Innodb Performance Schema data lock instrumentation

Data lock iterators

To provide content to the performance_schema.data_locks table, innodb implements Innodb_data_lock_iterator.

Likewise, table performance_schema.data_wait_locks is populated with Innodb_data_lock_wait_iterator.

Both these iterators need to return the data present in the innodb engine memory, which imply to take the proper mutex locks when inspecting it. The structure to inspect here is the transaction list (trx_sys)

How to implement this scan is critical for performances.

No full scan

Consider this implementation:

Take all necessary locks
Scan all the innodb internal locks
Report all of them to the performance schema
Release all the locks taken

This implementation materializes the entire table.

The benefits with this approach are:

The materialized table is consistent

The problems with this approach are:

The innodb engine is frozen for the entire duration, for a time that is unpredictable.
Memory consumption spikes, without bounds
Materializing all rows upfront is incompatible with supporting an index

For example with N = 10,000 transactions, a single scan reports all 10,000 transaction locks.

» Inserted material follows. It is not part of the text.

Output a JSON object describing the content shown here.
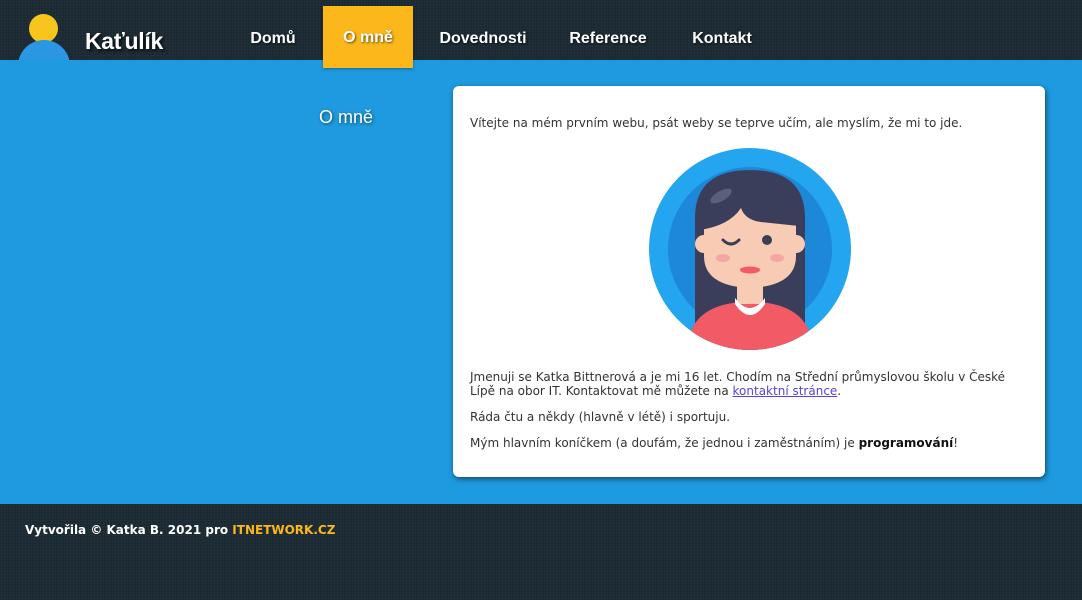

This alternative is rejected.

No single row scan

Consider this implementation:

Take all necessary locks
Resume the scan on innodb internal locks for 1 record
Report this record to the performance schema
Release all the locks taken

This implementation returns a row for a single transaction, or even a single lock, at a time.

The benefits with this approach are:

Memory consumption is well bounded, and low.

The problems with this approach are:

Data reported can be very inconsistent.
Implementing a restartable scan, on a very dynamic structure, without holding any lock, is complex.
Even assuming how to implement a scan is resolved, looping N times to find element i, i+1, i+2 ... in a list ends up having a complexity in O(N^2), consuming CPU.

For example with N = 10,000 transactions, the trx_list would be scanned 10,000 times to return 1 record each time. The total number of operations on the list is 100 Millions.

This alternative is rejected.

Restartable batch scan

What is implemented is:

Take all necessary locks
Resume the scan on innodb internal locks, for a given record range
Report all the records in the range to the performance schema
Release all the locks taken

This is a compromise, with the following properties:

Memory consumption is bounded, by the number of records returned in each range.
The duration of mutex locks on innodb structures is bounded by the number of records in each range
The data returned is not consistent, but at least it is "consistent by chunks"
The overall scan complexity is (N/RANGE)^2, where RANGE is the range size. This is still technically O(N^2), but in practice should be reasonable.

For example with N = 10,000 transactions and RANGE = 256, there are 40 batches at the trx list, where each batch reports (up to) 256 trx, with the trx locks. The total number of operations on the list is 400 thousands.